Second, she’d block insurers from charging more for out-of-network providers who work at an in-network hospital or for any emergency services, regardless of where they’re delivered.
Third, Hillary’s plan would offer an income-based $5,000 refundable tax credit to cover “excessive” out-of-pocket costs, by which she means those beyond 5% of a family’s income. To claim the credit, families would need to save their healthcare bills to prove they were for “qualifying” expenses. Then they’d need to determine the share of their income that those costs represent. From there, they could calculate their expected credit.
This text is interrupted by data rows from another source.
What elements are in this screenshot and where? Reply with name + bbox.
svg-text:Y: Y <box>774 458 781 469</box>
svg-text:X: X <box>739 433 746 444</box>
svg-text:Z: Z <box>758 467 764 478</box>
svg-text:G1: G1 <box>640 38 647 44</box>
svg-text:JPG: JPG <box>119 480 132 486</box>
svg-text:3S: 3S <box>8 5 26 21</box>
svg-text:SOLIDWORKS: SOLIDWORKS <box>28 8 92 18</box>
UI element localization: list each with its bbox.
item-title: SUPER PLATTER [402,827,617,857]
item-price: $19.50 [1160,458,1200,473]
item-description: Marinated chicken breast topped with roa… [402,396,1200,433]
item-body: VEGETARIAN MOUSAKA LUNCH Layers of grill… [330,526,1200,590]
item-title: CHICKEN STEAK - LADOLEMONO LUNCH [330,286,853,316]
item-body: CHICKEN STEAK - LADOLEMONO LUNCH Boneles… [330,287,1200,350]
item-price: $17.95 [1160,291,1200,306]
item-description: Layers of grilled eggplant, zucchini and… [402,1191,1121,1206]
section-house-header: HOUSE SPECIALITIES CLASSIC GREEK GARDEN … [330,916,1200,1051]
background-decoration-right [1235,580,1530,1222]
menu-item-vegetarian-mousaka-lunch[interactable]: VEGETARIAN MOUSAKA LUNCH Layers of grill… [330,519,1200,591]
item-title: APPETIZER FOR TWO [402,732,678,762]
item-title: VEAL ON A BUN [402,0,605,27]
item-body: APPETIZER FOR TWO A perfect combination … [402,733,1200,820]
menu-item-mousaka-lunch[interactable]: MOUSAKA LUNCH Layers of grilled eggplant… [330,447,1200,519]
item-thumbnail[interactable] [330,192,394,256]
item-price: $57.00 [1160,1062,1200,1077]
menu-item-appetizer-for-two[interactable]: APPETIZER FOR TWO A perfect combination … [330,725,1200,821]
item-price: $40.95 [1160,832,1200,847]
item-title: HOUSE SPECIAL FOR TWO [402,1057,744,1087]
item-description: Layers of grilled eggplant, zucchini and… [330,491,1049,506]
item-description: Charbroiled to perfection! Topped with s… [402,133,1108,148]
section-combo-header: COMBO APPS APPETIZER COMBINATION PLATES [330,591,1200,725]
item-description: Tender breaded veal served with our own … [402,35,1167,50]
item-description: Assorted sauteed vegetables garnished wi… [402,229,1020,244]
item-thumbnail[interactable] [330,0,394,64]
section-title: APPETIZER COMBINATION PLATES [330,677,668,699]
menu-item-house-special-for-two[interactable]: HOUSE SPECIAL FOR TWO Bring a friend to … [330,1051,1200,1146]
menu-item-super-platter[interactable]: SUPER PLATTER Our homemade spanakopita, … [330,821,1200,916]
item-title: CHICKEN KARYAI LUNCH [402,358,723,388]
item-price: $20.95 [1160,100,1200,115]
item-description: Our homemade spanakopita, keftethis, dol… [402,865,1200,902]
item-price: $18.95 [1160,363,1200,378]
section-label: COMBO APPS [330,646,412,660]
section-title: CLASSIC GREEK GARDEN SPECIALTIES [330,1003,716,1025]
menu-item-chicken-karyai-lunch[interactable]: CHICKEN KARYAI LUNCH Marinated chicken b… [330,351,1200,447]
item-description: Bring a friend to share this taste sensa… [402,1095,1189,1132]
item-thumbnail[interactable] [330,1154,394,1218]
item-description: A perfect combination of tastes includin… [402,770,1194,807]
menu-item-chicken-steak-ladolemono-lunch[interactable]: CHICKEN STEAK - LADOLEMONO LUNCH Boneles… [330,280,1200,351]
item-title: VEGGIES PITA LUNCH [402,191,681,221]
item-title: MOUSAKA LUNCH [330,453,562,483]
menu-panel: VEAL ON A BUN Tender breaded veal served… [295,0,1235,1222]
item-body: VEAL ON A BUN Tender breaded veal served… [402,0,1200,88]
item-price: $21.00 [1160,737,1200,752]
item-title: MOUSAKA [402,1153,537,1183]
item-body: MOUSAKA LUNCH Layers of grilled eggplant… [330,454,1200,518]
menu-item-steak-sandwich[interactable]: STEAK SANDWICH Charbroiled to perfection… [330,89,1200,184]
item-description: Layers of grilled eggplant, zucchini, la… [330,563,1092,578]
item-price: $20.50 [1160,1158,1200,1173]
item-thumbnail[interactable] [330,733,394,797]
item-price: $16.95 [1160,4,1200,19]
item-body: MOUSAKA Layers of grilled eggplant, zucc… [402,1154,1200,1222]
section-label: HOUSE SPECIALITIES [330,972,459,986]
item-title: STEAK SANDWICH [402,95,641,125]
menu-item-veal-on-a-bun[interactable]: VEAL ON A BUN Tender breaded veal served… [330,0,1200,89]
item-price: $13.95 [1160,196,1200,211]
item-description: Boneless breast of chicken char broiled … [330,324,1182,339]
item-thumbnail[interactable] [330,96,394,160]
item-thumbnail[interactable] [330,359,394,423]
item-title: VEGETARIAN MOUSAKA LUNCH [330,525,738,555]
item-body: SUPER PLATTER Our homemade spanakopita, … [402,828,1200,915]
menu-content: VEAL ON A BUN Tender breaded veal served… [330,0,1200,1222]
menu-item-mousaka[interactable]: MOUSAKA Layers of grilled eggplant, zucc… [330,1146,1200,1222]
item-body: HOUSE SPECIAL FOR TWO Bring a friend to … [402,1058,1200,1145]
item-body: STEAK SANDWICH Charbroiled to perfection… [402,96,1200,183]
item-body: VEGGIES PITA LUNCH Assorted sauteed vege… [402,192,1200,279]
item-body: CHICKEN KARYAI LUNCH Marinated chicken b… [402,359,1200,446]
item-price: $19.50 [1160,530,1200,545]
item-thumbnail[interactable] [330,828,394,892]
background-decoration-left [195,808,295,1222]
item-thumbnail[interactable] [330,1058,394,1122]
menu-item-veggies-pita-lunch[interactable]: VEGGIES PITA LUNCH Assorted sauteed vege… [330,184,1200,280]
In other words, Clinton would add another costly, complicated tax credit on top of those Obamacare already provides.
Finally, she’d forcibly lower out-of-pocket costs. Her plan would cap monthly prescription drug spending at $250.
Clinton’s plan will certainly help some people. But these “fixes” will also push insurers to raise premiums even higher.
Some states have already implemented some of Clinton’s reforms — with predictable results. Lawmakers in California, for instance, imposed a $250 monthly limit this year on prescription drug expenses for silver, mid-level plans sold on the state’s exchange, Covered California. Officials estimate that this initiative could single-handedly drive up premiums by 3%.
As premiums rise, the young and healthy will struggle to justify the costs of paying for insurance they don’t use. Some may leave the market altogether.
That will leave insurance risk pools with comparatively older, sicker patients. To cover the costs of insuring this population, insurers will have to push rates even higher. More and more people will find these new premiums unaffordable — and they, too, will drop their coverage.
This process will repeat, until this “death spiral” causes the exchanges to implode. When that happens, the government will have to step in and take over the health insurance market.
Clinton seems to relish this outcome. Her plan pushes on all fronts toward a single-payer system.
She says that, if elected, she will use the “current flexibility under the Affordable Care Act to empower states to establish a public option,” or a government-run plan, in Obamacare’s exchanges.
The idea isn’t new. Many Democrats fought for a public option in 2009; the House version of what became Obamacare would’ve created one. But the Senate stripped a public option from the final bill that President Obama signed into law.
A public option is little more than a thinly disguised plan to ease the country into a single-payer system. Since the government could price its own policies as it pleased — with no regard for whether they made or lost money — the public option would inevitably undercut private insurers and drive them out of the market.
Clinton also wants to add more people to Medicare — the government-run health program for seniors — by making it available to those over 50. This “Medicare-for-more” plan is a stone’s throw from “Medicare-for-all,” whereby the government lumps every American in the program. Advocates of single-payer have longer supported something like “Medicare-for-more” as the first step toward single-payer.
The closer Hillary Clinton gets to the White House, the closer America gets to single-payer healthcare. For Clinton, government failure is an argument for still more government. Voters should consider themselves warned.